Son texte le plus célèbre, L’homme qui plantait des arbres, est né de cette forme de joyeuse et insolente mythomanie. Une revue canadienne lui commande le portrait de l’homme le plus extraordinaire qu’il ait jamais rencontré et il raconte Elzéard, le pacifiste qui répare les horreurs de la guerre en plantant des glands pour faire pousser des chênes. La revue, impressionnée par le personnage cherche à le rencontrer. Il n’existe pas. La revue accuse Giono de supercherie. Et à quoi vous attendiez vous d’un romancier, sinon qu’il invente ?

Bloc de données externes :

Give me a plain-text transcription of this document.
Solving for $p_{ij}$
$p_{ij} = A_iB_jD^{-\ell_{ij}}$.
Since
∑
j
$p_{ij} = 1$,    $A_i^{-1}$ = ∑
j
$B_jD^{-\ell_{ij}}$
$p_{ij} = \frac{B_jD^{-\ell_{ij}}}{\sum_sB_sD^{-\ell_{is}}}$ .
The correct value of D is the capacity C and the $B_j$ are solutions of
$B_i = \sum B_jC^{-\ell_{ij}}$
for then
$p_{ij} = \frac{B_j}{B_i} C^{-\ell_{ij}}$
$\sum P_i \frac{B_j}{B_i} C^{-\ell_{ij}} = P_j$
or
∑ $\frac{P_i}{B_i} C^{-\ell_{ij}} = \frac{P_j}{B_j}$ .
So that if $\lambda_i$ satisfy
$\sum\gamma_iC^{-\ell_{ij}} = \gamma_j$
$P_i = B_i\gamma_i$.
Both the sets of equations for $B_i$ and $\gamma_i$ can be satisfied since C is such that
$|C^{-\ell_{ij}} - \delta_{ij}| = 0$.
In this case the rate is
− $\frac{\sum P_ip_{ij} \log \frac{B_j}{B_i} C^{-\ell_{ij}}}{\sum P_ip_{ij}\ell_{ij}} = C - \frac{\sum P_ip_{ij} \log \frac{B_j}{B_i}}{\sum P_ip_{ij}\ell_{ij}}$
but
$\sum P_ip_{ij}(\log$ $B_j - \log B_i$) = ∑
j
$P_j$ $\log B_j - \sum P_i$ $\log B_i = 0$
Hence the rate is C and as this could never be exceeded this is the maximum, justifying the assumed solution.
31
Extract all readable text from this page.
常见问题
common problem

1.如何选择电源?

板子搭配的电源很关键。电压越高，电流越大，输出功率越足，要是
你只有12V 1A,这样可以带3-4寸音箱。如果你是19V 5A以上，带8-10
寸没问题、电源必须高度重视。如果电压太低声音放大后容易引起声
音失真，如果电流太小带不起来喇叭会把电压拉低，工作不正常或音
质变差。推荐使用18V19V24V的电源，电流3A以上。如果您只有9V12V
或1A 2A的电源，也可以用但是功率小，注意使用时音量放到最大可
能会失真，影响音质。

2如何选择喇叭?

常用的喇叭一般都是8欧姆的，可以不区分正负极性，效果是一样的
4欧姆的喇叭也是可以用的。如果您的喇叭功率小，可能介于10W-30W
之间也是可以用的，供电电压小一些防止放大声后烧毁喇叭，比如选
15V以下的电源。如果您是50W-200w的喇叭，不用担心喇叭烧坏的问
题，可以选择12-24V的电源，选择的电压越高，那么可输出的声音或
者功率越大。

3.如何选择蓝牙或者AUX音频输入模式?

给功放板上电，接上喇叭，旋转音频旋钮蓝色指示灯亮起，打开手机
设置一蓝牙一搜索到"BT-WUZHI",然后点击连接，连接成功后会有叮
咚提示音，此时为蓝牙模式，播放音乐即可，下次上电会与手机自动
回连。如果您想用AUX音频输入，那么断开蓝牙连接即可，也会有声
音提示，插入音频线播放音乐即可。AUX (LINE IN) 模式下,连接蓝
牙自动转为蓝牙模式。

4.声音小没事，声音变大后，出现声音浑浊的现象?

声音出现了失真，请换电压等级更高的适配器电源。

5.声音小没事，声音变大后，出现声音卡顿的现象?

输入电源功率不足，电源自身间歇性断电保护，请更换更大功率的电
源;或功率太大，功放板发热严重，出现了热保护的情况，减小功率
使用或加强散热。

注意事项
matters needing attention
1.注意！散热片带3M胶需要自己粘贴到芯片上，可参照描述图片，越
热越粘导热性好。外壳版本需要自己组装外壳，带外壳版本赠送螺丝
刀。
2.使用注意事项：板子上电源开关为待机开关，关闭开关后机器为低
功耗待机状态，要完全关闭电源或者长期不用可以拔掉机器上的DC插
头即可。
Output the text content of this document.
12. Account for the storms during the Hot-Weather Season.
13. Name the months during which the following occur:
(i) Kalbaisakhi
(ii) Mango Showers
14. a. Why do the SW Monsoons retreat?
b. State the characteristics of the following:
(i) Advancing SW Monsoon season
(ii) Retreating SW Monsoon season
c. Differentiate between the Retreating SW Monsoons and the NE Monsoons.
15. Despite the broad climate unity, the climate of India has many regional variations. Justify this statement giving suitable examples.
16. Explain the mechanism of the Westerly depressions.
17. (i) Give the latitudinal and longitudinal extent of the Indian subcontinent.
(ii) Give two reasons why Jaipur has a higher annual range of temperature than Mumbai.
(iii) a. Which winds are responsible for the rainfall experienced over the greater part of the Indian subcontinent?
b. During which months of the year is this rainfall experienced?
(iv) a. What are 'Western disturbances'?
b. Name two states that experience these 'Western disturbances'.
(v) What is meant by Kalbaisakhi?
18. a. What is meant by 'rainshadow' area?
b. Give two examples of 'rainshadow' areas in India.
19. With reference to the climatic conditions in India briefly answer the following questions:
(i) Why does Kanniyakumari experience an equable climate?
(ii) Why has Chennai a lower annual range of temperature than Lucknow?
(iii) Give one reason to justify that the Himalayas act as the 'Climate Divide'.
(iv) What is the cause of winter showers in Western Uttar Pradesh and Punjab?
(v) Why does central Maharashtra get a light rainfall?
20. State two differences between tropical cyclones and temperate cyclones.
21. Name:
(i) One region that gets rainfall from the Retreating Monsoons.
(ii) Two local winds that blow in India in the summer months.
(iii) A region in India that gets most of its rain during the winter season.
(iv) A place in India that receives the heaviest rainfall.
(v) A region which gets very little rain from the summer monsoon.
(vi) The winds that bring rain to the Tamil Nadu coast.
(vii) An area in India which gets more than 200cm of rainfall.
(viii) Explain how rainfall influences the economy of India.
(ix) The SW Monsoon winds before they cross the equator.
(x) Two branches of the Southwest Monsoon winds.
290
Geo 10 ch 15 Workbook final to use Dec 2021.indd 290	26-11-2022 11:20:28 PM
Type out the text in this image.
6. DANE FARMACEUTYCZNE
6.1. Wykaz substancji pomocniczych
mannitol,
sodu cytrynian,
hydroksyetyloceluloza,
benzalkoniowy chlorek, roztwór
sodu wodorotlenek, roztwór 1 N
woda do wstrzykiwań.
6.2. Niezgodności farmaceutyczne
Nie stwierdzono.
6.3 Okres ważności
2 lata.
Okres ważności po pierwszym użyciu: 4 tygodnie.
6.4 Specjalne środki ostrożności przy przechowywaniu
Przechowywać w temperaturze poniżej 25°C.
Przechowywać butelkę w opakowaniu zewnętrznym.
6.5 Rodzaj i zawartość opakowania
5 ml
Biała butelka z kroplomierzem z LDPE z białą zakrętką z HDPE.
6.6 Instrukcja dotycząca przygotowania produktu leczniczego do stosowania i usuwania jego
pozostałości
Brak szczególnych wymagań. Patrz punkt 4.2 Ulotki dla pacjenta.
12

De là à s’inventer… Giono est un autodidacte dans toute sa splendeur. Il aura lu certainement plus que la majorité des « didactes » mais pas dans le même ordre, pas selon les mêmes points de vue, pas sous les mêmes influences. Son expérience de la littérature grecque et latine, il ne la devra pas à des humanités faites sous l’autorité de quelques maîtres de khâgne mais à l’existence des classiques, moins chers donc plus accessibles que les livres de ses contemporains. Homère découvre la mer à celui qui ne la connaît pas. Il imagine le fracas des tempêtes odysséennes dans la fureur du mistral qui tourbillonne dans les oliviers, courbe les cyprès et brise la cime des pins pour leur donner cette forme de lyre dont se servent les titans de la mythologie. Quoique dépourvu de l’expérience de la mer ou de l’océan, Giono entreprend, sans savoir l’anglais, de traduire Melville pour donner la traduction de référence de Moby Dick, celle qui nous l’a fait connaître. Giono invente‐t-il alors Melville ? Mais le jour où il lit Stendhal il sait qu’il a trouvé son maître, peut‐être un compagnon, quelqu’un qui lui ressemble, et il annote dans les marges leur communion de pensée, c’est‐à dire tout ce que Stendhal doit à Giono !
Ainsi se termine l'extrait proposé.